Türkiye’de Toplumsal Etik Durumu
Türkiye’nin toplumsal etik açısından durumu ile ilgili olarak Pew Research Center – Global Attitudes Survey 2024 ve daha önce gerçekleştirilen World Values Survey (WVS) araştırmaları önemli veriler sunmaktadır. Araştırmalar, Türk toplumunun orta yaşlı ve yaşlı kesiminin daha geleneksel, ailevi ve dini değerlere bağlı bir konvansiyonel ahlaki düzey sergilediğini ortaya koyarken, genç kuşakların bireysel özgürlük ve ifadelere daha fazla önem verdiğini göstermektedir.

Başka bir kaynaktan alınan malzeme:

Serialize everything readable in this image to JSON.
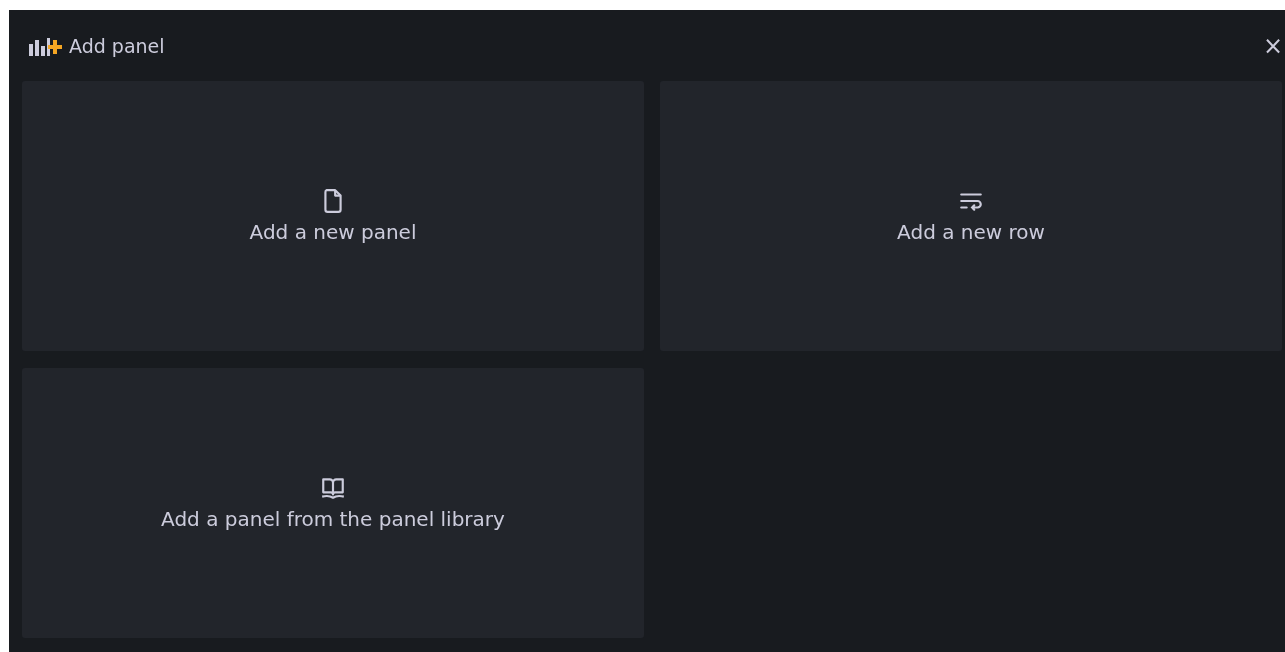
{
  "header": {
    "title": "Add panel",
    "close": "×"
  },
  "options": [
    {
      "kind": "panel",
      "label": "Add a new panel"
    },
    {
      "kind": "row",
      "label": "Add a new row"
    },
    {
      "kind": "library",
      "label": "Add a panel from the panel library"
    }
  ]
}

Genel olarak, bireyler etik ve ahlaki değerlere önem vermekte ve kendilerini bu değerlere bağlı hissetmektedir. Ancak, “diğerleri” ve kurumların etik değerlere uyumu konusunda ciddi bir güven kaybı yaşanmaktadır. Bu güven kaybı, ahlaki güven açısından zincirleme bir erozyona yol açma potansiyeline sahiptir. Burada herkesin üzerine düşen bir sorumluluk bulunmaktadır; birbirimize duyduğumuz güven, sağlıklı bir psikolojik durumun ön koşuludur. Bu, “etik” ve “ahlaki” davranışa yönelik ortak bir kararlılık gerektirmektedir. Bu bilinç, sadece bireyler için değil, toplumun tamamı için faydalı olacaktır. Böyle bir güven ortamı, psikolojik açıdan hepimizi kazançlı çıkaracaktır.